Secouant la tête, Remus ferma étroitement les yeux, ne les ouvrant que quand il fut parvenu à une conclusion raisonnable.

Okay, Lupin, c'est juste un bout de papier. Ce n'était que sur son bureau. Rien de grave. S'il n'y a qu'Alice d'au courant, ce n'est rien. Alice ne dira rien. Je peux la supplier de ne rien dire. Ou je peux toujours mentir !

« Écoute, c'est stupide, ce n'est même pas... » Quand il tendit la main vers l'article, elle l'éloigna rapidement hors de portée.

« C'est une exclu vraiment géniale. » dit-elle lentement. « Tu vas recevoir beaucoup d'argent pour ça. »

Il secoua à nouveau la tête. « Non. » souffla-t-il. « Non, tu ne peux pas publier ça. Je ne voulais même pas te le donner, c'était une erreur et ce n'est pas...ce n'est même pas vraim... »

« Remus... »

« C'est une blague, c'est juste une blague...Alice, s'il te plaît, rends-le moi... »

« Remus, c'est...c'est fait, mon chou. »

Il la fixa, la main toujours tendue. Lentement, il replia ses doigts en un poing.

« C'est fait. » répéta fermement Alice, et toute trace de joie avait totalement disparu de son visage. Elle semblait comprendre ce qu'il s'était passé. Le franc était enfin tombé ; pas que ça puisse changer quoi que ce soit. C'était fait ? Comment est-ce que cela pouvait être fait ?

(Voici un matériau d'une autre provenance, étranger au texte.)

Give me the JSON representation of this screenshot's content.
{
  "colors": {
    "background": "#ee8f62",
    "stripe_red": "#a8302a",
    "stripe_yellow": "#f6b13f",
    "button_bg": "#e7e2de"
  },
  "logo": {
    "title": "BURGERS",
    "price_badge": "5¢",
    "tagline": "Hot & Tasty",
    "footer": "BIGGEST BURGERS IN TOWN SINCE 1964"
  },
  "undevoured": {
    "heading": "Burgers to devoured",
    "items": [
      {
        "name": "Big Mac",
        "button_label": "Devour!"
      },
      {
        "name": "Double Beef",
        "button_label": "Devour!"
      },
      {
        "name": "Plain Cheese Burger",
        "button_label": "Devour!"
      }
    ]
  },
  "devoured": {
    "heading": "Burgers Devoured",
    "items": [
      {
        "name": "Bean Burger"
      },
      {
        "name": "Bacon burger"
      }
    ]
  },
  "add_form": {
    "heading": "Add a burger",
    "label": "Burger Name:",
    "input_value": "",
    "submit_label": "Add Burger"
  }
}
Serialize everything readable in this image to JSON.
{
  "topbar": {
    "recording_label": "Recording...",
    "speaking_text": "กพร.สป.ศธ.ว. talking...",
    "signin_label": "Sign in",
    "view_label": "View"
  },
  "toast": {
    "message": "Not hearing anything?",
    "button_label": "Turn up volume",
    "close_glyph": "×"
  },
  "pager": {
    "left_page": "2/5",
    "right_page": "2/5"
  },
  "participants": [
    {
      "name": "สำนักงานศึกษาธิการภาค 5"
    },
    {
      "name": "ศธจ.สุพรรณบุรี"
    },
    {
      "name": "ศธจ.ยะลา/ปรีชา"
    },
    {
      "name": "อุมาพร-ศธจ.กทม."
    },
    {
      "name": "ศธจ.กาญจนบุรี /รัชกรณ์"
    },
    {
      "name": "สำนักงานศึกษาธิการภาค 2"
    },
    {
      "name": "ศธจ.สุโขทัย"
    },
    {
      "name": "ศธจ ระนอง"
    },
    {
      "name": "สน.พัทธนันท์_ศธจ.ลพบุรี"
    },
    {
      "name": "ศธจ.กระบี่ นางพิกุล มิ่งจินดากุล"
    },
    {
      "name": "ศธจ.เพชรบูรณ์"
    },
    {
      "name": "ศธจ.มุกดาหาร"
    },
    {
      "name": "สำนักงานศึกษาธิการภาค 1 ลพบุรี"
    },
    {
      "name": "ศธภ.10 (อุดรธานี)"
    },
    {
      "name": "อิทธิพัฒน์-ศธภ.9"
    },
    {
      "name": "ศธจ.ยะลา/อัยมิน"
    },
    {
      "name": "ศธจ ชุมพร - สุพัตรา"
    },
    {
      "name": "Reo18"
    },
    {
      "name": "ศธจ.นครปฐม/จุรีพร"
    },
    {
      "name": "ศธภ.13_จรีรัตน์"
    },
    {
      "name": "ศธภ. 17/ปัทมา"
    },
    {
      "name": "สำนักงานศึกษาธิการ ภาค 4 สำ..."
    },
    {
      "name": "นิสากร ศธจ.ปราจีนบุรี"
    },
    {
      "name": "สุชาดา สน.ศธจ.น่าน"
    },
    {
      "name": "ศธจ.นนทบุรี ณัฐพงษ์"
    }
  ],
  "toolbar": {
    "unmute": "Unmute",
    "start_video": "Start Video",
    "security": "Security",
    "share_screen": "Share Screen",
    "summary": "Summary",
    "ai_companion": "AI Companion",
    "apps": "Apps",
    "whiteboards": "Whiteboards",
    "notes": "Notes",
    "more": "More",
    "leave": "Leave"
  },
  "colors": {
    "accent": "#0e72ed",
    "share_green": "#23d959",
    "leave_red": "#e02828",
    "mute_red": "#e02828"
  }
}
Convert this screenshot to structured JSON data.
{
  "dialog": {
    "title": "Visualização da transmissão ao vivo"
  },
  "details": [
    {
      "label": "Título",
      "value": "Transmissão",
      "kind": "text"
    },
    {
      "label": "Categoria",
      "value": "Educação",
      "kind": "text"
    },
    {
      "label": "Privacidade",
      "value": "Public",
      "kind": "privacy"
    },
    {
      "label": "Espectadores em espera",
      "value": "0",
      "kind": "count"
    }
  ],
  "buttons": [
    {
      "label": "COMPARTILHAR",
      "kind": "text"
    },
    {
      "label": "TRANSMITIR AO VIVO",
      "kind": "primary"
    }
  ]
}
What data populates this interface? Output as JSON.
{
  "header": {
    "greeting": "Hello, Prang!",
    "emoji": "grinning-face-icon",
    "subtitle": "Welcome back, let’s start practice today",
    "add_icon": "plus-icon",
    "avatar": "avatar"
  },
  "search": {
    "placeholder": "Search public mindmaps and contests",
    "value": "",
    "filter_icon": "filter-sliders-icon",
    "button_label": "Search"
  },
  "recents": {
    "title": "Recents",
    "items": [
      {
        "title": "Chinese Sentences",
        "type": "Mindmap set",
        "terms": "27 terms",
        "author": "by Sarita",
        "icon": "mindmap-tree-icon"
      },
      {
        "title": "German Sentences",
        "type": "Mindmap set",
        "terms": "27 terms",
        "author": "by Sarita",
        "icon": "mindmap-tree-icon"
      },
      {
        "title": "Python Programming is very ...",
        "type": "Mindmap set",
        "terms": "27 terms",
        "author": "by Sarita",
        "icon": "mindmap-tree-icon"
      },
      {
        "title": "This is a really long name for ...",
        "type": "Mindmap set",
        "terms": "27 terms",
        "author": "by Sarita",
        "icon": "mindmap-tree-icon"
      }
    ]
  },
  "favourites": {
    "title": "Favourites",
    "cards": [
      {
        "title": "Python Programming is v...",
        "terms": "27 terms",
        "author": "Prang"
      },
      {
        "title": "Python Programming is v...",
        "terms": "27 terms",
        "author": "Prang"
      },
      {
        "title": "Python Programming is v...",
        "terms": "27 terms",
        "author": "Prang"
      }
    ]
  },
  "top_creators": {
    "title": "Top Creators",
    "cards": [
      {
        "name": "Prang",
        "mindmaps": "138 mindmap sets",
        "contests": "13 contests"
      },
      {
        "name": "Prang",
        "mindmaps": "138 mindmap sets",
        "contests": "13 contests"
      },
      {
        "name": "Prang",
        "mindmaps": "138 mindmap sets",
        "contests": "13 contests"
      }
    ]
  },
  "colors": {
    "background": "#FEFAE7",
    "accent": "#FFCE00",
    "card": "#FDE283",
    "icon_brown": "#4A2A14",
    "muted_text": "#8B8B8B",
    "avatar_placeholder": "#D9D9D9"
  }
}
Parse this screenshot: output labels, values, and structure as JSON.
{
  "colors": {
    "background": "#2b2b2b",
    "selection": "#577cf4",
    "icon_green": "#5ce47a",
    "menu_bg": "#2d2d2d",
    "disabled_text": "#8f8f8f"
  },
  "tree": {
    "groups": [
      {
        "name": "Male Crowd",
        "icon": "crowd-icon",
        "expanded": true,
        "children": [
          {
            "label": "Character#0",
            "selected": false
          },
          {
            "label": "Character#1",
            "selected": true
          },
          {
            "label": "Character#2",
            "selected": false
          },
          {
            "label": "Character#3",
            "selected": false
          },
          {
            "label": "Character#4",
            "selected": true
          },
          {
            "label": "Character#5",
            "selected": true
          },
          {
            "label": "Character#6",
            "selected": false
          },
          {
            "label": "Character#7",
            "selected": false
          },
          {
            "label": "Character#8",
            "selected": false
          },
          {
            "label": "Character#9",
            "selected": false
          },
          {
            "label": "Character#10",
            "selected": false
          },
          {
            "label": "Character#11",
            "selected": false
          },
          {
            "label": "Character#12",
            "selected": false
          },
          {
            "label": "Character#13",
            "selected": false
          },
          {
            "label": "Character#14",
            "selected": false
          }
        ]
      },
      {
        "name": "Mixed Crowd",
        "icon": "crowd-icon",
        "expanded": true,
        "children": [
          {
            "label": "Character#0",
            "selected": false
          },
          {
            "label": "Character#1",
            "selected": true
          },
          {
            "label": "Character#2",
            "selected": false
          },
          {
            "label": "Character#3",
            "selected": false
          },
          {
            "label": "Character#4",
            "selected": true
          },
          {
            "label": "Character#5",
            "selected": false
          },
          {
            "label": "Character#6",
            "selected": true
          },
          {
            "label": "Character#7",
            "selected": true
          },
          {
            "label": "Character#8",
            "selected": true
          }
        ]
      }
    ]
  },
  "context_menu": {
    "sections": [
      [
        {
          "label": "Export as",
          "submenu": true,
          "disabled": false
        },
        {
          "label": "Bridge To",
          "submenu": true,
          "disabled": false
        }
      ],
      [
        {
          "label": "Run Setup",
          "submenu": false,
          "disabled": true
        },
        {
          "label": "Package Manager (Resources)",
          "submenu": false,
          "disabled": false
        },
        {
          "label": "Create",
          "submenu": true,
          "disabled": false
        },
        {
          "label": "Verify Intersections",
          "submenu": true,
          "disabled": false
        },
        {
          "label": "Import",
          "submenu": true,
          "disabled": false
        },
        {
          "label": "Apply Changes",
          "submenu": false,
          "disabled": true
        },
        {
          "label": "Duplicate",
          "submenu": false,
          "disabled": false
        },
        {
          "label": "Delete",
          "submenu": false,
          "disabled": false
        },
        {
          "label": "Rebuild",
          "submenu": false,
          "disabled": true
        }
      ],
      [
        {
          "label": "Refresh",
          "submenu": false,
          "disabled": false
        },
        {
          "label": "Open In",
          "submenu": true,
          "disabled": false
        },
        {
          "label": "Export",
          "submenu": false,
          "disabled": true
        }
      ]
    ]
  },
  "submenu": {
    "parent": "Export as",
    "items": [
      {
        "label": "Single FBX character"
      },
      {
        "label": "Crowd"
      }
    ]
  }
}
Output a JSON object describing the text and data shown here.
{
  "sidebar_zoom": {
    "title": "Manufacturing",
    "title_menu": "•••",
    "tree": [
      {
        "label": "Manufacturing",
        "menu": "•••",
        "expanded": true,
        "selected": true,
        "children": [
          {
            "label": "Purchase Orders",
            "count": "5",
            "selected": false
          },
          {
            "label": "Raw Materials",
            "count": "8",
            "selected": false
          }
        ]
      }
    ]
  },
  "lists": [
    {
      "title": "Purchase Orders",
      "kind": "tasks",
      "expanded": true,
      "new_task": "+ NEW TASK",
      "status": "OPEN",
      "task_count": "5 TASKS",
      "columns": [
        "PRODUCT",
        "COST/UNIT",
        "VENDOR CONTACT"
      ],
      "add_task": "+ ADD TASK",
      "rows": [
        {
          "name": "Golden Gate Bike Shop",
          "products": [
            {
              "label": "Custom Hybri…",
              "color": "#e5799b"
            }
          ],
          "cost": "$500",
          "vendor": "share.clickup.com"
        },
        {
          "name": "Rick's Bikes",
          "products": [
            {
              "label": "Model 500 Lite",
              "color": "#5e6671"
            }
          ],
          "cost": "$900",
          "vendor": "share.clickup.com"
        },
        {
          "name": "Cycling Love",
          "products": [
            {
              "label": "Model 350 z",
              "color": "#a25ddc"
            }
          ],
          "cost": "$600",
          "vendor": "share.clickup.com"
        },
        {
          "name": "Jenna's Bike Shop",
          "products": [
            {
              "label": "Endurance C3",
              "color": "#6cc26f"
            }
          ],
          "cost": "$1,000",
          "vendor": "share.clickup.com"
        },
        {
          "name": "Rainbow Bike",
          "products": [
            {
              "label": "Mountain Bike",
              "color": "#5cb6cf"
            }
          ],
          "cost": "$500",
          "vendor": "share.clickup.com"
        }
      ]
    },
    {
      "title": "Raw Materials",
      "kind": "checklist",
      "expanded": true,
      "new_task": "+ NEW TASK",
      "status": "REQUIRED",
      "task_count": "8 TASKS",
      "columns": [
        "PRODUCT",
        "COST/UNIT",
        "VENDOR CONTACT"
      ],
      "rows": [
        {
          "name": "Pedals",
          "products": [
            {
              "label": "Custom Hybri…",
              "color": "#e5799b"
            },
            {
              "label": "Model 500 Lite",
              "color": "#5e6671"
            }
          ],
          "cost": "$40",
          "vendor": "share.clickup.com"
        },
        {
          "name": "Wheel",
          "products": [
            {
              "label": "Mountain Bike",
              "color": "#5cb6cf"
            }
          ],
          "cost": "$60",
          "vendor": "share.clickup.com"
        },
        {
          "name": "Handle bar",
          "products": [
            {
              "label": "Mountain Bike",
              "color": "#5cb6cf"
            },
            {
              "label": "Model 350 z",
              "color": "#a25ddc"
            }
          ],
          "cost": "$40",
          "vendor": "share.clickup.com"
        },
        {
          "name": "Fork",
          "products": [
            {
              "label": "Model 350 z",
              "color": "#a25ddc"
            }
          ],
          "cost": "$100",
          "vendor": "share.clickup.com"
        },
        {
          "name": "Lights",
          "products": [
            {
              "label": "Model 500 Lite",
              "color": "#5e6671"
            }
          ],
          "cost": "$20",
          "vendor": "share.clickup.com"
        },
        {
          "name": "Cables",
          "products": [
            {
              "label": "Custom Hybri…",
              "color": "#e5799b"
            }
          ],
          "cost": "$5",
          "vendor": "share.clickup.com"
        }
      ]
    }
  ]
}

« Tu ne comprends pas. » gémit désespérément Remus. « Je l'ai écrit en cinq minutes, ce n'était même pas...ce truc n'était même pas censé être lu. »

« Il a déjà été envoyé en relecture et tapé, c'est bon. »

Remus répondit d'un ton brusque, la faisant sursauter : « Non, ce n'est pas bon. Ce n'était pas censé être publié. Vous ne pouvez pas. »

« Remus, c'est fait. » répéta-t-elle à nouveau, comme s'il ne l'avait pas entendu les mille premières fois. « Tu as déjà signé un contrat disant que nous pouvions utiliser tout ce que tu nous donnais. Je veux dire, soyons réalistes : on n'allait pas ne pas le publier, pas vrai ? »

« Oh mon Dieu. » gémit-il. Il se sentait malade. Un sentiment de malaise brûlant et piquant remuait ses entrailles, dangereusement proche. Il passa ses bras sur son ventre, convaincu qu'il pourrait bien vomir juste là.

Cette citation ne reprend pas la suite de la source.